На южном склоне не росло ничего, кроме низкого, редкого вереска, который всегда выбирает песчаные земли. Свежие могильные холмики размокли от дождя - как видно, хоронили тут недавно.
Все трое молча остановились.
- Муж... двое детей... бабка... большак и большуха... их дети, перечисляла женщина, глядя на ряд безмолвных могил. - Царство им небесное.
Бенгт стянул с головы шапку. Матс последовал его примеру. Так они в полном молчании, опустив глаза в мокрую землю, немного постояли.
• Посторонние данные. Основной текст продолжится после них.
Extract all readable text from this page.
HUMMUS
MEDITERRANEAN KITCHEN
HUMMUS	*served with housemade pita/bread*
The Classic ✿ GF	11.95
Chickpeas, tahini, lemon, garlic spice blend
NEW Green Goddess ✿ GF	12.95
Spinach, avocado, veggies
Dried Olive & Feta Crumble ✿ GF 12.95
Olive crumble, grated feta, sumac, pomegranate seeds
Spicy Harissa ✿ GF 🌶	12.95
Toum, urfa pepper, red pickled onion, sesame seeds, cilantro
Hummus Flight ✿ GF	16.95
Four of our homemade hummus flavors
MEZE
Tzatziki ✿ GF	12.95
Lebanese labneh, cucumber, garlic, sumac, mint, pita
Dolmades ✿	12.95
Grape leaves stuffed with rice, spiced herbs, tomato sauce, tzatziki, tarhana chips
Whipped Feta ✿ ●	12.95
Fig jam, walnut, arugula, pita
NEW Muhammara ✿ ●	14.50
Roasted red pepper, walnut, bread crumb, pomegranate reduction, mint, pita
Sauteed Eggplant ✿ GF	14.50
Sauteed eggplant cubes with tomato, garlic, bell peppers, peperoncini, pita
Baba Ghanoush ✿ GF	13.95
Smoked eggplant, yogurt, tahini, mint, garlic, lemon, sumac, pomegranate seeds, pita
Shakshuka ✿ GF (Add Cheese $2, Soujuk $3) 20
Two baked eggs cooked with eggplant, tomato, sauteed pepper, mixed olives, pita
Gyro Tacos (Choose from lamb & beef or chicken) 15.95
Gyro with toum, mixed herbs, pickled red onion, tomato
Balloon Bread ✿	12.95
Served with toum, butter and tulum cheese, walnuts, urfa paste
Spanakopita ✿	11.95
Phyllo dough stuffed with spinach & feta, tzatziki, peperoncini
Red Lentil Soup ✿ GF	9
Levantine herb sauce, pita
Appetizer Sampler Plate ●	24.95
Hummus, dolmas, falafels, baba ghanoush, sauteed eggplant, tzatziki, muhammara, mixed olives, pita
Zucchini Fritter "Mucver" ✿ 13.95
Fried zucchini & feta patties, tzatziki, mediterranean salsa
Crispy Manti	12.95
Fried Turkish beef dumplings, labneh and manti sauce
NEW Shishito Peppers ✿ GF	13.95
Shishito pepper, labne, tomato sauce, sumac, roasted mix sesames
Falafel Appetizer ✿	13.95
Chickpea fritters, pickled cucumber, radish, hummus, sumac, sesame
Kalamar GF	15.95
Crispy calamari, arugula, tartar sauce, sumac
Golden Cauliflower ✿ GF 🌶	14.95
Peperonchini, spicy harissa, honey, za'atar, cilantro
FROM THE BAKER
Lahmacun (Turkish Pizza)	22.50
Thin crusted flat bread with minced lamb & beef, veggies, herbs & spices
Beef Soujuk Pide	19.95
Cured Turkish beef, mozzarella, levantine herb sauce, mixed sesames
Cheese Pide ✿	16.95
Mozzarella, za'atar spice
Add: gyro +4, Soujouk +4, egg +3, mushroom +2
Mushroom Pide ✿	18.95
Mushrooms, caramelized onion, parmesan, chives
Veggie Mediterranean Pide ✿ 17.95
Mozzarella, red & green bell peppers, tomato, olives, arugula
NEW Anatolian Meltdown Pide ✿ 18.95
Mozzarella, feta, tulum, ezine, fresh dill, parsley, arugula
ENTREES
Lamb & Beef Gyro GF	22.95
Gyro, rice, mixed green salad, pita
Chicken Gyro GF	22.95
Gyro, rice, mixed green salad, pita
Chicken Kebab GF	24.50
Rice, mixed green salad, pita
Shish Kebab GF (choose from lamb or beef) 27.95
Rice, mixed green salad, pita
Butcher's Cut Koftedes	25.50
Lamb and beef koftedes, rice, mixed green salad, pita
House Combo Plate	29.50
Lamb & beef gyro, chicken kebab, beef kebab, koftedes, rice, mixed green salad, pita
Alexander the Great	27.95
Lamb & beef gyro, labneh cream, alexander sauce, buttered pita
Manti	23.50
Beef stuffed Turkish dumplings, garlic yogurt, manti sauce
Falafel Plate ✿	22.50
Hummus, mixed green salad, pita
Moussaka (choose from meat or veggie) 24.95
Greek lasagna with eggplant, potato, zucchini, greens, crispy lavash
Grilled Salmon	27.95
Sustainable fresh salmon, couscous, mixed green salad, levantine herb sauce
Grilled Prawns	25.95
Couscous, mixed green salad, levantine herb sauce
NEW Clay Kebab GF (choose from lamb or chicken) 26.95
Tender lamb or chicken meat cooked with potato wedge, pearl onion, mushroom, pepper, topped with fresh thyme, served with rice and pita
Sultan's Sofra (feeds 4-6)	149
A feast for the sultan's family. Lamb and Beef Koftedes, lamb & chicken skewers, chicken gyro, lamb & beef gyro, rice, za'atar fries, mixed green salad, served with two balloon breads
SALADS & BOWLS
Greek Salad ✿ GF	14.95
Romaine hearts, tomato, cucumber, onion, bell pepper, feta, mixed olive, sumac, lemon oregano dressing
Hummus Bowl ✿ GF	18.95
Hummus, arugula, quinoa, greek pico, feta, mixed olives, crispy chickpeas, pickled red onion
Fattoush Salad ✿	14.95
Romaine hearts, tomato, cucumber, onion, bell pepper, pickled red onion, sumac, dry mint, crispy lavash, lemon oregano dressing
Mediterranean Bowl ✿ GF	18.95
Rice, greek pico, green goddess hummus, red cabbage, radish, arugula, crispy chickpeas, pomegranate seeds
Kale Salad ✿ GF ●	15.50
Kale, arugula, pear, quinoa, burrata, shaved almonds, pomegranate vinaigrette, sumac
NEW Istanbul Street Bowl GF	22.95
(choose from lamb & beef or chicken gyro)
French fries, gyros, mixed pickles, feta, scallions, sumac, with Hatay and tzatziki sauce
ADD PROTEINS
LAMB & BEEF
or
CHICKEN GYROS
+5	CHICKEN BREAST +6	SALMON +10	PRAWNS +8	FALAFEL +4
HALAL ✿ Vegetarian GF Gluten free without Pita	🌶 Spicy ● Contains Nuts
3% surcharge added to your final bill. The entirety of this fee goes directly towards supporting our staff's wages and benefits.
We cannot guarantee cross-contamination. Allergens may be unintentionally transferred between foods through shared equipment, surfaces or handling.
Они решили вырыть одну могилу, но пошире. Хоть песок и рыхлый, а как трудно копать. Силенок у них осталось не больше, чем у малых ребят. То и дело они без стеснения передавали лопату женщине, и тогда копала она, давая им передышку. К полудню неглубокая могила была готова. Они вернулись на хутор совсем разбитые, и только женщина, она одна, нашла в себе силы продолжать начатое. Бесстрашно вошла она в жилую ригу и принялась завертывать покойников в рядна. Лишь тогда Матс с Бенгтом отважились переступить порог, чтобы помочь ей, хотя прикосновение к чумным трупам, пусть даже через рядно, казалось, жжет руки. Во дворе они уложили покойников на большие еловые лапы, по одному сволокли их на древнее кладбище и, как сумели, опустили в могилу. Перед свежей насыпью Матс с Бенгтом вновь обнажили головы, а женщина беззвучно, одними губами, прочла молитву, - на том погребение было завершено.
- Вот и похоронила деда и мать, - сказала женщина на обратном пути. - А меня зовут Хэди, я одна из всей семьи осталась в живых. И спасибо вам, что подсобили.